You'd be forgiven for overlooking Bolsa Chica, at least on first glance. Against a backdrop of nodding oil derricks, this flat expanse of wetlands doesn't exactly promise the unspoiled splendors of nature. However, more than 200 bird species aren't so aesthetically prejudiced, either making the wetlands their home throughout the year, or dropping by midmigration. Simply put, the restored salt marsh is an environmental success story.

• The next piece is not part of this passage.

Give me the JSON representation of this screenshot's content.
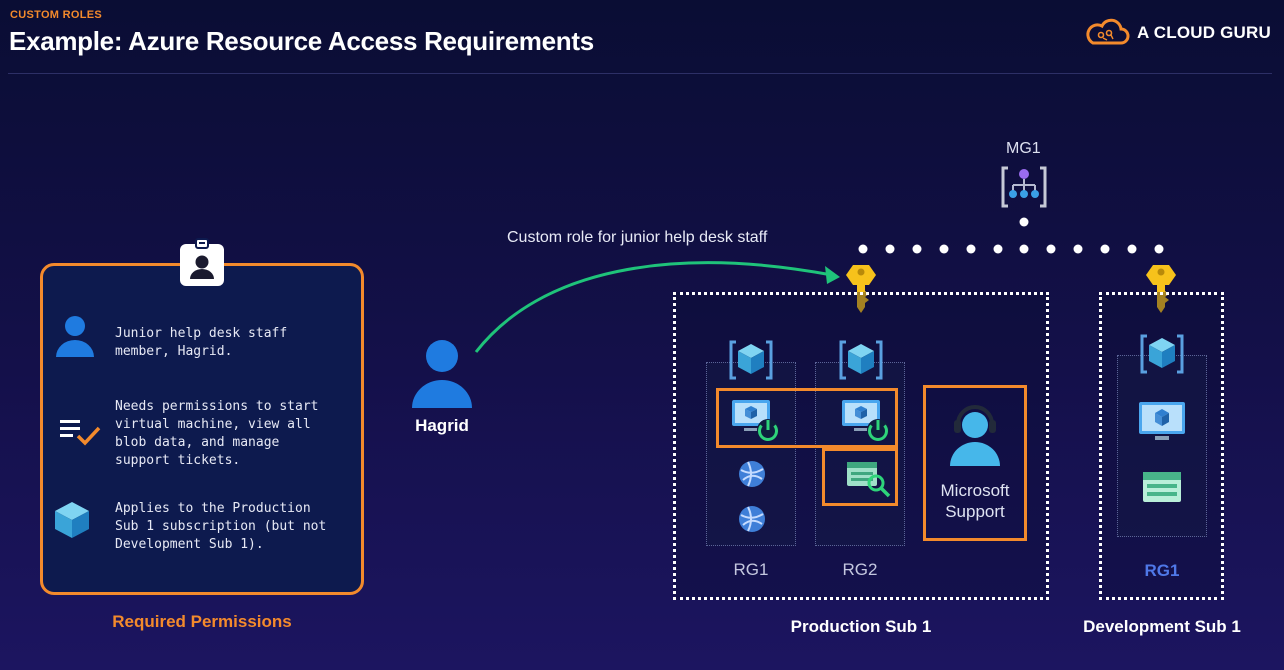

This 'Little Pocket' (bolsa chica in Spanish) of estuarine tidal saltwater marsh – home to loons, ducks, terns, sandpipers and rare species such as the white pelican – is largely untouched, other than two circular embedded gun batteries (a legacy of WWII fears of Japanese invasion). Preservation didn't come easily, however: decades of arm-wrestling between developers and conservationists resulted, in 1997, in the state buying up some 800 acres for the reserve. Eventually, about 1450 acres were saved by a band of determined locals from numerous development projects.
The park’s small interpretive center has lots of information about the reserve and leads occasional tours. On your own, there are multiple trails for about a 5-mile loop if you cover the whole reserve.
Sadly, Bolsa Chica is one of the last remaining coastal wetlands in SoCal – over 90% has already succumbed to development.